Your nationality is determined by the country to which you owe allegiance. Who would issue a passport to you today? That's the country of your nationality. Your ethnicity is determined by where your ancestors hailed...but even that's misleading. There are thousands of Lebanese immigrants who went to Mexico and married the children of French immigrants who married local Mexicans. When their children came to the US from Mexico, they were really French, Lebanese...maybe a little Syrian or Palestinian...and Mexican. Who knows what happened to all the names in the multiple translations.

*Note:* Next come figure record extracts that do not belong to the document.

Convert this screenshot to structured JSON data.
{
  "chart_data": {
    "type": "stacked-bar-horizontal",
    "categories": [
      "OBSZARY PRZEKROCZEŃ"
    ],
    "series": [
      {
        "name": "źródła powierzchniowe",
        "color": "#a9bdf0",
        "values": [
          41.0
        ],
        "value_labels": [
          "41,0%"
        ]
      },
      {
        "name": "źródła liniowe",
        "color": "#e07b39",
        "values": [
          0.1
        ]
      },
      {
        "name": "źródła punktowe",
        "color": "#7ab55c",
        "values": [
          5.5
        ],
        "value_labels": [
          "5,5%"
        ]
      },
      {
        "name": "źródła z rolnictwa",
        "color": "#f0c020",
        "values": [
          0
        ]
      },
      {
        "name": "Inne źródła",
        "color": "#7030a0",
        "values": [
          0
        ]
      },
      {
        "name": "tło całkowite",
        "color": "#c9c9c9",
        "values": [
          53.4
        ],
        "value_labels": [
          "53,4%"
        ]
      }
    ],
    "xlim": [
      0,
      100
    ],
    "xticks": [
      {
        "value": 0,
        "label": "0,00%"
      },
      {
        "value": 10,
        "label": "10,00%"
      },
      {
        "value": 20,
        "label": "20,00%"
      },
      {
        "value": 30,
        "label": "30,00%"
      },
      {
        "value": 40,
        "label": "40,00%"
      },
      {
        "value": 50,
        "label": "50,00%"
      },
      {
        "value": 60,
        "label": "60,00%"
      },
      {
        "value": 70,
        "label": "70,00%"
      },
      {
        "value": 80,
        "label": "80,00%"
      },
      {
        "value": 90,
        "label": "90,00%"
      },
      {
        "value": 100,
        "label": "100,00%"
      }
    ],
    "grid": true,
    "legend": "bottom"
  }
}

The more experience you get with genealogy, the less you look at surnames and spellings to differentiate people and the more you look at the paper trail and figure out all the changes made from one generation to the next.

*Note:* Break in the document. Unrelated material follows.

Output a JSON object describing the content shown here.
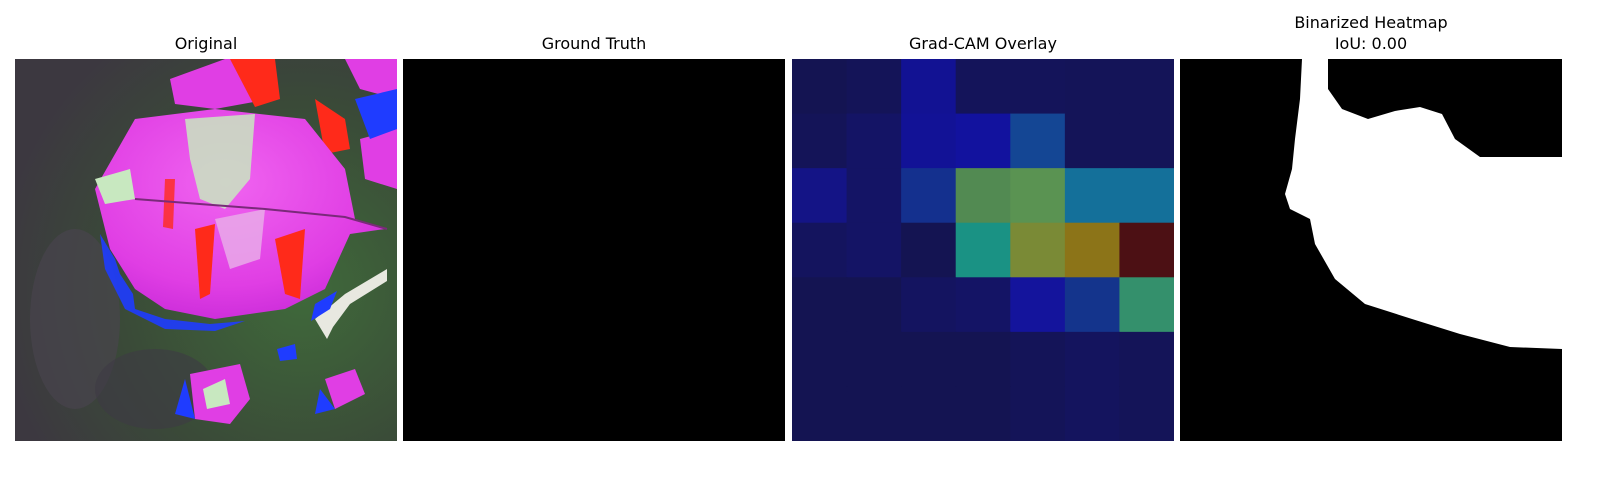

davis is english or welch in origin. it means son of david. a lot of names were based on the job you did. a brewer was a beer maker. a smith was a blacksmith etc... Most black people in the U.S. are biracial. Studies have shown that 90% are.

Let's see:

My last name is Smith; then again, there's also
Schmid, Schmidt,
Schmitt,
Schmitz,
Schmied
Schmieder
Skmiton
De Smid
De Smedt,
Smid,
Smitas,
Szmidt
Not to mention,
Faber
Farrier
Gowan
Kowal
Kowalski
Kovac
Herrera--all of which translate into English as Smith.

There's Anna Nicole Smith (an assumed name), Emmitt Smith, Jaclyn Smith, Kate Smith ("God Bless America"), Soapy Smith, Mr. Smith Goes to Washington.

My last name is Smith--does that mean I had ancestors from America? Yes, and almost every place else. That covers nationality. Ethnicity is another matter. I can trace my surname back only to my great-great grandfather (Alden Smith--born in Massachusetts in 1801).